İnsan denen varlık fazla
karmaşık, biraz tuhaf, azıcık kaçık. Yeni yetmeyiz. Daha o zamanlar oyun çağını
bir adım gerimizde bırakmışız. Hayat gailesi ensemizi kıstırmamış. Annemin
deyimi ile başımızda leylekleri uçurduğumuz dönemler. Ortalıkla Leyla gibi bir
o yana, bir bu yana sallanır dururuz. Ruhumuzun çocuklukla delikanlık
(Kadınlar için de kullanmayı sevdiğim kelimeler arasında yer alıyor. Hangimizin
kanı deli akmadı ki?) arasında sıkıştığı vakitler. Ah, ne güzel ânlar onlar?
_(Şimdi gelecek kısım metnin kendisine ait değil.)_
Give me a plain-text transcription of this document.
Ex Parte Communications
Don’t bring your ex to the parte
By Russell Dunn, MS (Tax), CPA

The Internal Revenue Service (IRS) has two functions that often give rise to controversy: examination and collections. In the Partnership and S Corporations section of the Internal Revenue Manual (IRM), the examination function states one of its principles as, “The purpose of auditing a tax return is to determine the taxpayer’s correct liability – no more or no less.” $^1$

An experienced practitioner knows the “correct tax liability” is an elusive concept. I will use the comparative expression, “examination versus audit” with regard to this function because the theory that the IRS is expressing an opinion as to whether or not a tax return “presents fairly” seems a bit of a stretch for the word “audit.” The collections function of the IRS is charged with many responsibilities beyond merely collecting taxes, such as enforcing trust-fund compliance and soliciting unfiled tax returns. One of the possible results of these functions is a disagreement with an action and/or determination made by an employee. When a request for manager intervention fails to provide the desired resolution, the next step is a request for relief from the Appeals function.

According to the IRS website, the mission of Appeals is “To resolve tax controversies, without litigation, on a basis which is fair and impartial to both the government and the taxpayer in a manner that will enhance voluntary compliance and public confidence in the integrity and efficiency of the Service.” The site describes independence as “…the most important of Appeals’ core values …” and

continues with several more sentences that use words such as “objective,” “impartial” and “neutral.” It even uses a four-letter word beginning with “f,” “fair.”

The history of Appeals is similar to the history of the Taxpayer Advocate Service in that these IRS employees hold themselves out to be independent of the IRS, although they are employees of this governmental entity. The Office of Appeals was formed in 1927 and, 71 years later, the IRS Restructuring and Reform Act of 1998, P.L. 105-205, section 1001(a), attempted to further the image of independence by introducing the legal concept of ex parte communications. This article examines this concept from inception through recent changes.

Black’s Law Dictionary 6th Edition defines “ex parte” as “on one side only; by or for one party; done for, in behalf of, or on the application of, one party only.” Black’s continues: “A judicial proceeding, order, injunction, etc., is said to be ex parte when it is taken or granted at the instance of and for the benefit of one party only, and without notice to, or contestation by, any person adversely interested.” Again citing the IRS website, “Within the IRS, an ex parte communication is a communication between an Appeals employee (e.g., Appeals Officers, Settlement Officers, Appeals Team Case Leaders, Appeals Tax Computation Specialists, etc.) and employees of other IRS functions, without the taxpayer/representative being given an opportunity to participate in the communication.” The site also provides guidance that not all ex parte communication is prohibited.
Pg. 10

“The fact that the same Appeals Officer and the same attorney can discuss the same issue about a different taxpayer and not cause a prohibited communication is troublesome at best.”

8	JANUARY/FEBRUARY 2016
İçimizin kıpır kıpır olduğu, kalbimizin pır pır ettiği ve midemizdeki
kelebeklerin uçsuz bucaksız kırlara kanat çırptığı dönemler. Düşünün, hayat
totomuza tekme atmamış. En sorumsuz, gamsız, telaşsız çağlarımız. Bir kuş,
kanatlarının arasından sol omzunuza, tam da kalbinizin üzerine üç harfli, tüm
tabiatımızı yerle bir edecek olan vardığı bırakıp gidiyor. Kimileri buna “ilk
görüşte” derken, kimileri de “ne zaman oldu anlamadım” diyor. Nasıl olduğu
teferruattan başka ne ki? Sizin bünyenize takla attırıyor mu? Attırmayanını şu
yaşıma kadar duymadım.

İki elim yakanda (temsili değil)
Âşık oldu. Onunki
imkânsızdı. Biriyle birlikteyken âşık olması yanlıştı. Gönlü ferman dinlemedi.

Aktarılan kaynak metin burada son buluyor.